In Silinshy, therefore, it was manifest that the tort-feasor’s carrier might be entitled .to subrogation if it could make a showing that it stood in the shoes of its insured tort-feasor. At bar, absolutely no evidentiary showing of either suretyship or subrogation was made in the name of the defendant Grynbal’s carrier; and, in fact, the defendant Grynbal’s motion to amend his answer so as to plead the offset here involved was postulated on the proposition that he (and not his carrier) was entitled to receive credit for this medical payment. The contention, therefore, that Silinshy applies at bar is without persuasive force.

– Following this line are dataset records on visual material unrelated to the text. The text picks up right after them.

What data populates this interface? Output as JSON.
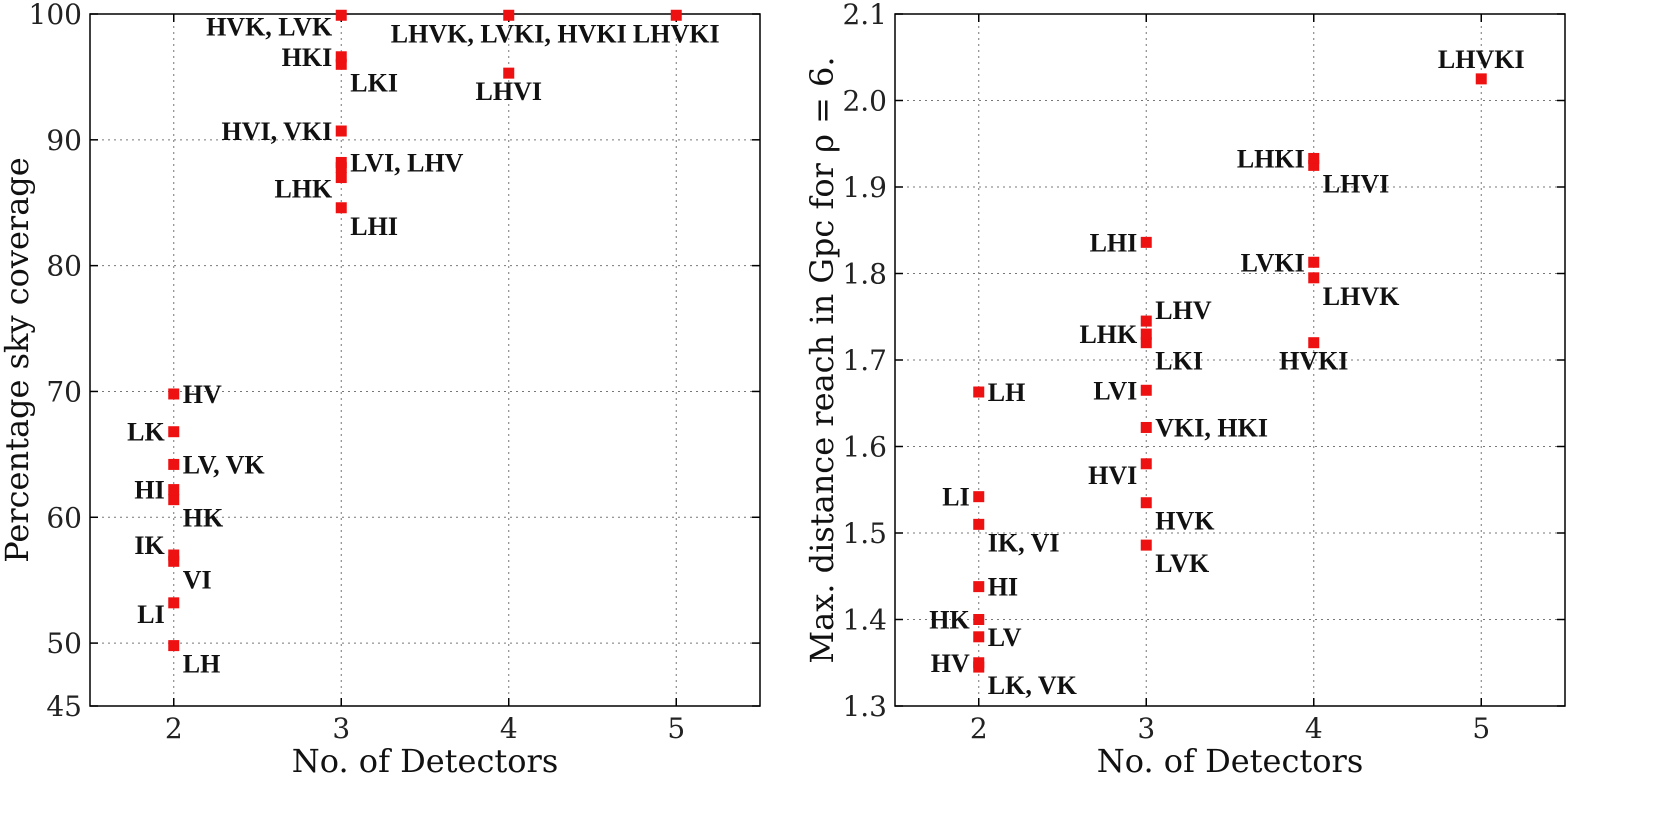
{
  "chart_data": [
    {
      "type": "scatter",
      "title": "",
      "xlabel": "No. of Detectors",
      "ylabel": "Percentage sky coverage",
      "xlim": [
        1.5,
        5.5
      ],
      "ylim": [
        45,
        100
      ],
      "xticks": [
        2,
        3,
        4,
        5
      ],
      "yticks": [
        45,
        50,
        60,
        70,
        80,
        90,
        100
      ],
      "grid": true,
      "points": [
        {
          "label": "LH",
          "x": 2,
          "y": 49.8,
          "side": "right-below"
        },
        {
          "label": "LI",
          "x": 2,
          "y": 53.2,
          "side": "left-below"
        },
        {
          "label": "VI",
          "x": 2,
          "y": 56.5,
          "side": "right-below"
        },
        {
          "label": "IK",
          "x": 2,
          "y": 57.0,
          "side": "left-above"
        },
        {
          "label": "HK",
          "x": 2,
          "y": 61.4,
          "side": "right-below"
        },
        {
          "label": "HI",
          "x": 2,
          "y": 62.2,
          "side": "left"
        },
        {
          "label": "LV, VK",
          "x": 2,
          "y": 64.2,
          "side": "right"
        },
        {
          "label": "LK",
          "x": 2,
          "y": 66.8,
          "side": "left"
        },
        {
          "label": "HV",
          "x": 2,
          "y": 69.8,
          "side": "right"
        },
        {
          "label": "LHI",
          "x": 3,
          "y": 84.6,
          "side": "right-below"
        },
        {
          "label": "LHK",
          "x": 3,
          "y": 87.0,
          "side": "left-below"
        },
        {
          "label": "LVI, LHV",
          "x": 3,
          "y": 88.2,
          "side": "right"
        },
        {
          "label": "",
          "x": 3,
          "y": 87.8,
          "side": "none"
        },
        {
          "label": "HVI, VKI",
          "x": 3,
          "y": 90.7,
          "side": "left"
        },
        {
          "label": "LKI",
          "x": 3,
          "y": 96.0,
          "side": "right-below"
        },
        {
          "label": "HKI",
          "x": 3,
          "y": 96.6,
          "side": "left"
        },
        {
          "label": "HVK, LVK",
          "x": 3,
          "y": 99.9,
          "side": "left-below"
        },
        {
          "label": "LHVI",
          "x": 4,
          "y": 95.3,
          "side": "below"
        },
        {
          "label": "LHVK, LVKI, HVKI",
          "x": 4,
          "y": 99.9,
          "side": "below"
        },
        {
          "label": "LHVKI",
          "x": 5,
          "y": 99.9,
          "side": "below"
        }
      ]
    },
    {
      "type": "scatter",
      "title": "",
      "xlabel": "No. of Detectors",
      "ylabel": "Max. distance reach in Gpc for ρ = 6.",
      "xlim": [
        1.5,
        5.5
      ],
      "ylim": [
        1.3,
        2.1
      ],
      "xticks": [
        2,
        3,
        4,
        5
      ],
      "yticks": [
        1.3,
        1.4,
        1.5,
        1.6,
        1.7,
        1.8,
        1.9,
        2.0,
        2.1
      ],
      "grid": true,
      "points": [
        {
          "label": "LK, VK",
          "x": 2,
          "y": 1.345,
          "side": "right-below"
        },
        {
          "label": "HV",
          "x": 2,
          "y": 1.35,
          "side": "left"
        },
        {
          "label": "LV",
          "x": 2,
          "y": 1.38,
          "side": "right"
        },
        {
          "label": "HK",
          "x": 2,
          "y": 1.4,
          "side": "left"
        },
        {
          "label": "HI",
          "x": 2,
          "y": 1.438,
          "side": "right"
        },
        {
          "label": "IK, VI",
          "x": 2,
          "y": 1.51,
          "side": "right-below"
        },
        {
          "label": "LI",
          "x": 2,
          "y": 1.542,
          "side": "left"
        },
        {
          "label": "LH",
          "x": 2,
          "y": 1.663,
          "side": "right"
        },
        {
          "label": "LVK",
          "x": 3,
          "y": 1.486,
          "side": "right-below"
        },
        {
          "label": "HVK",
          "x": 3,
          "y": 1.535,
          "side": "right-below"
        },
        {
          "label": "HVI",
          "x": 3,
          "y": 1.58,
          "side": "left-below"
        },
        {
          "label": "VKI, HKI",
          "x": 3,
          "y": 1.622,
          "side": "right"
        },
        {
          "label": "LVI",
          "x": 3,
          "y": 1.665,
          "side": "left"
        },
        {
          "label": "LKI",
          "x": 3,
          "y": 1.72,
          "side": "right-below"
        },
        {
          "label": "LHK",
          "x": 3,
          "y": 1.73,
          "side": "left"
        },
        {
          "label": "LHV",
          "x": 3,
          "y": 1.745,
          "side": "right-above"
        },
        {
          "label": "LHI",
          "x": 3,
          "y": 1.836,
          "side": "left"
        },
        {
          "label": "HVKI",
          "x": 4,
          "y": 1.72,
          "side": "below"
        },
        {
          "label": "LHVK",
          "x": 4,
          "y": 1.795,
          "side": "right-below"
        },
        {
          "label": "LVKI",
          "x": 4,
          "y": 1.813,
          "side": "left"
        },
        {
          "label": "LHVI",
          "x": 4,
          "y": 1.925,
          "side": "right-below"
        },
        {
          "label": "LHKI",
          "x": 4,
          "y": 1.933,
          "side": "left"
        },
        {
          "label": "LHVKI",
          "x": 5,
          "y": 2.025,
          "side": "above"
        }
      ]
    }
  ],
  "colors": {
    "marker": "#ee1111",
    "grid": "#777777"
  }
}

While in the papers at bar it was alleged that the plaintiff was required ‘ ‘ to and did execute an assignment ’ ’, no particulars thereof or a copy of any instrument of assignment to Grynbal’s or any other person’s carrier appear as part of the record. For that reason, it seems to us that no conclusion that the plaintiff has alienated her right of recovery for the medical payments by assignment is presently possible, at the current pleading stage of this action. The claim that a plaintiff *432who receives medical expense reimbursement under a defendant motorist’s insurance policy may be considered a third-party beneficiary of such contract has apparently been rejected (Moore v. Leggette, 18 N Y 2d 864, 865, 866). As a consequence of the lack of substantiation of subrogation, assignment, or third-party beneficiary status, no claim on any portion of the plaintiff’s recovery appears to be part of this case.

Under all of the circumstances discussed, the order dated September 10,1968 should be reversed, on the law and the facts, with $10 costs and disbursements, and the plaintiff’s motion to vacate the order dated July 18, 1968 and for other relief denied, with $10 costs.